Romans 12: 14 - 21 RSV

Do not be overcome by evil, but overcome evil with good. v21

Introduction

The epitome of today's passage can be found in the very last verse:

Do not be overcome by evil, but overcome evil with Good.

What is this thing called good? How can it be used to overcome evil around us? How can we use this thing called Good to overcome that thing called evil? Can good overcome evil after all? Isn't it a lost cause, in the first place, if we try to do good in response to others doing evil?

This morning, I'd like to talk about three aspects of Good that the apostle Paul describes here, and I'll try to explain how these three aspects of Good can be employed to address evil around us.

(1) Overcome evil with Good Hearts (verses 14 and 15)

A Heart of Blessings
Bless those who persecute you; bless and do not curse them. v14

The Gospel of Matthew records for us the occasion when the Pharisees accused the Lord of casting out demons by power of Beelzebub, the Prince of Demon.

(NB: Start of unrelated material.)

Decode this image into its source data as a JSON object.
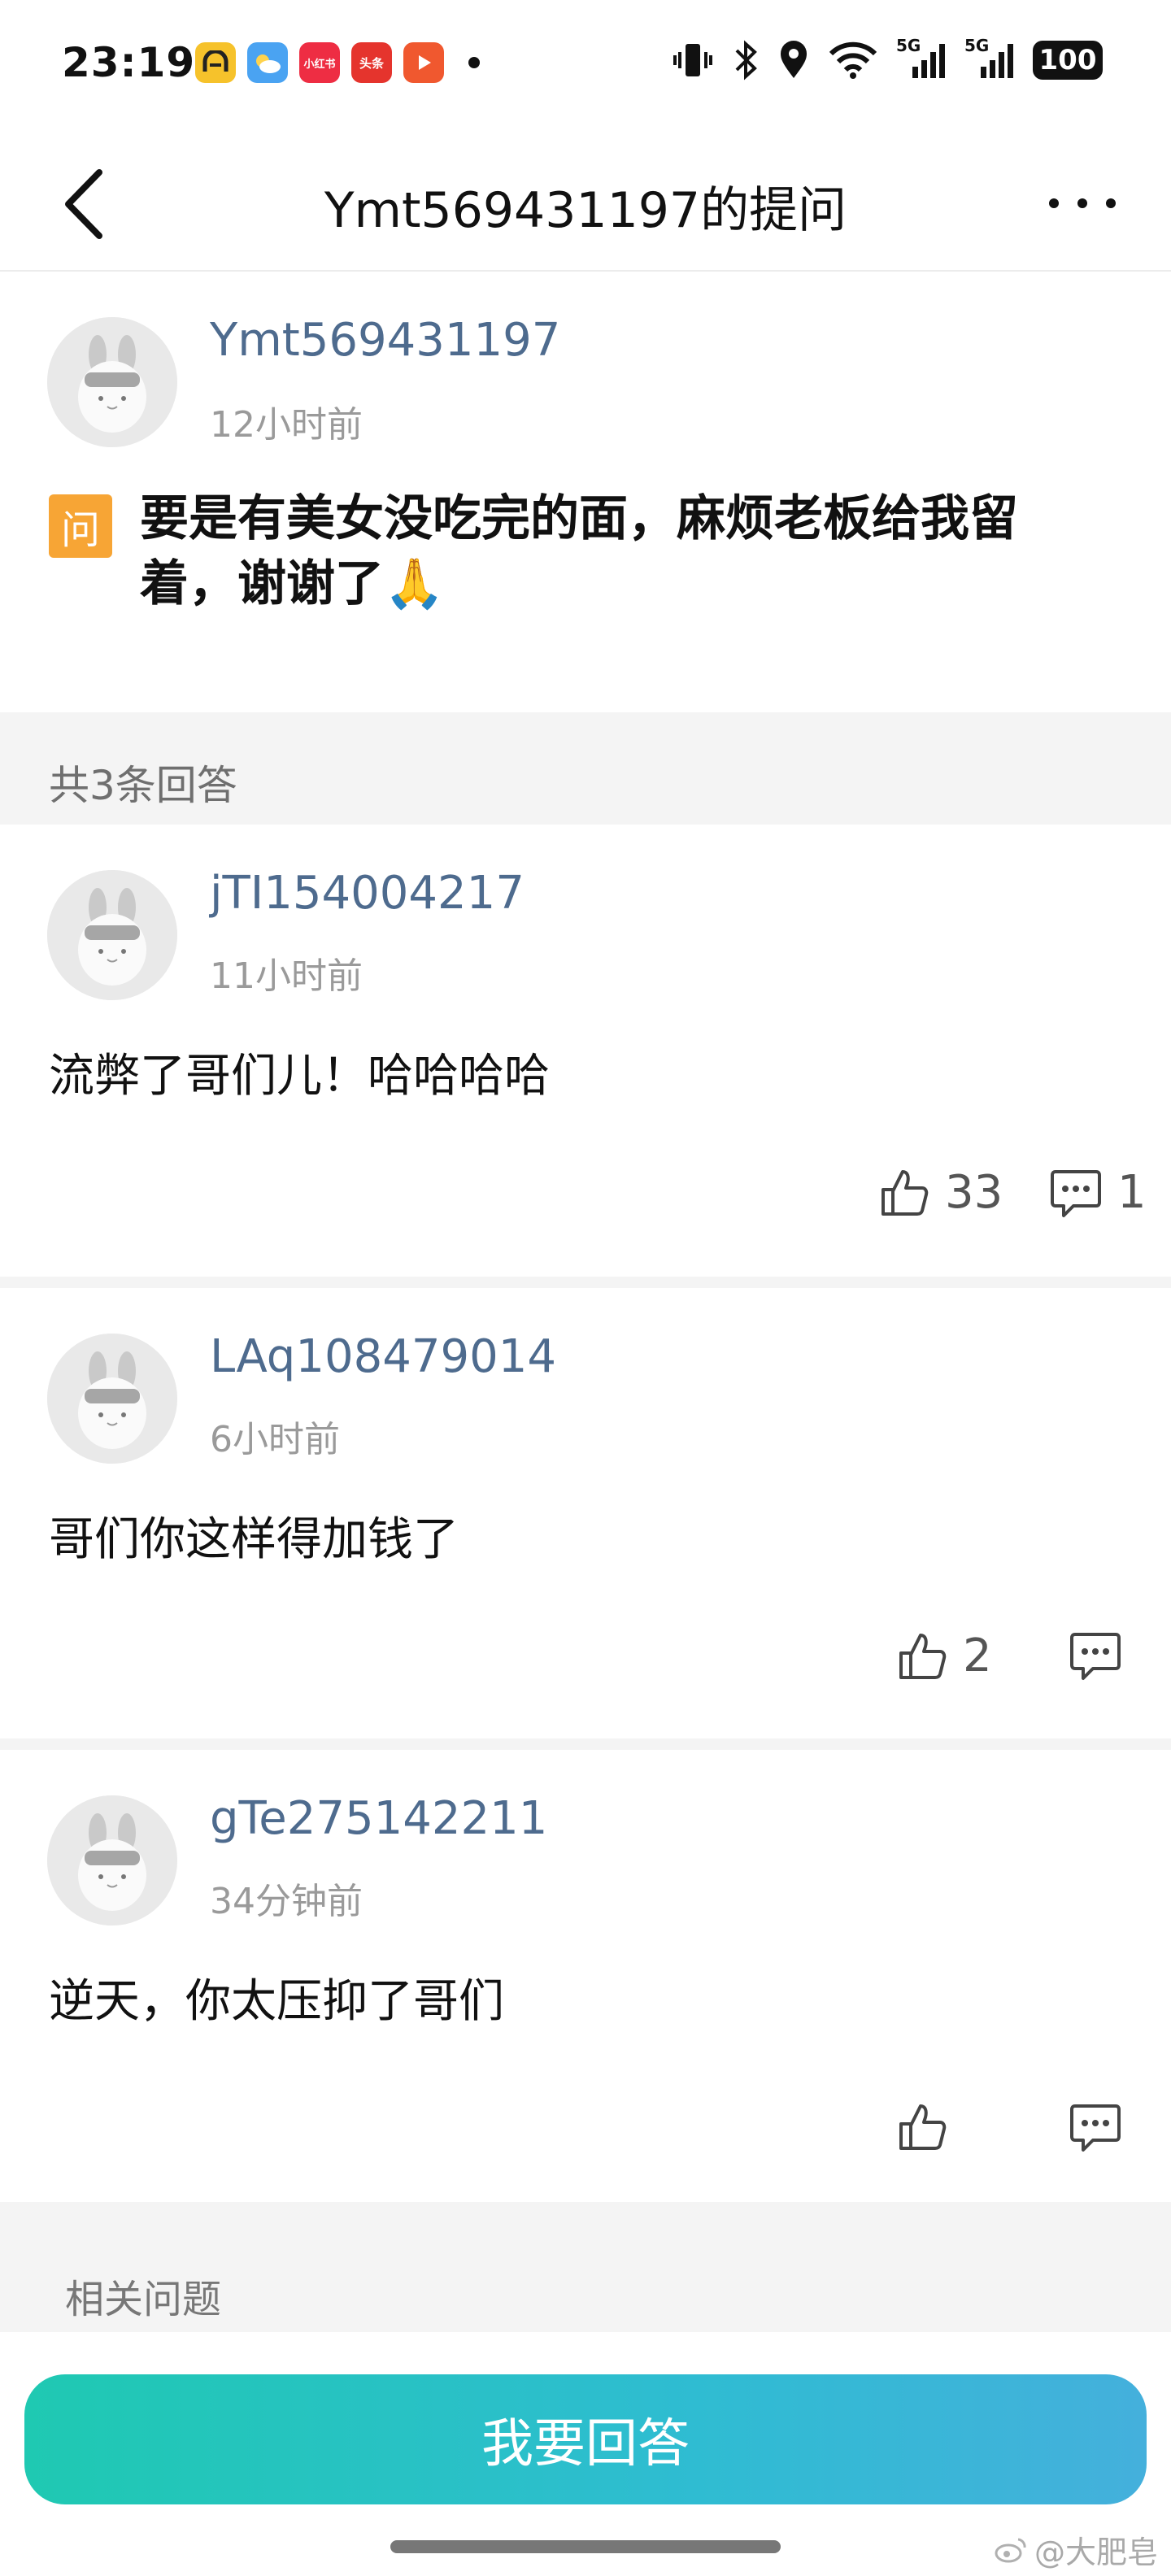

The Lord Jesus what was in their heart, and in response to this malicious slanderous accusation, the Lord gave a long sermon that included the well-known verse, "You brood of vipers, how can you who are evil say anything good? For out of the overflow of the heart, the mouth speaks." Matt. 12:34

Similarly, we are warned by the apostle James, in James 3: 9ff, that the tongue we use to praise our Lord and Father should not and be used at all to curse men. James used the illustration of a spring of water which cannot give both fresh water as well as salt water, and that of fig trees which cannot bear olives, nor can grapevines bear figs.

Likewise, dear Christians, it is with a good heart, full of God's blessings that we can bless those who hate us and persecute us.

A Heart of Compassion
Rejoice with those who rejoice, weep with those who weep. v15

In the synoptic gospels of Matthew, Mark and Luke, the Lord Jesus is often described as having compassion on people around him. For example, in Matt 9:36, "When he saw the crowds, he had compassion for them, because they were harassed and helpless, like sheep without a shepherd." Also, in Mark 8: 34, he told his disciples, "I have compassion on the crowd, because they have been with me now three days and have nothing to eat." And in Luke 7:13, at the gates of a town called Nain, the Lord came across the funeral of the only son of a widowed woman, "And when the Lord saw her, he had compassion on her and said to her, Do not weep." The NIV uses the words, "his heart went out to her".

Likewise, the apostles in the NT teach us also to be compassionate people. Like our Lord Jesus, our hearts are to be full of compassion, and should go out to others, rejoice with them and weep with them. Paul wrote in Colossians 3: 12, "Put on then, as Gods chosen ones, holy and beloved, compassion, kindness, humility, meekness, and patience . . ." Similarly, the Hebrew Christians were commended in Heb 10:34, "For you had compassion on those in prison, and you joyfully accepted the plundering of your property, since you knew that you yourselves had a better possession and an abiding one."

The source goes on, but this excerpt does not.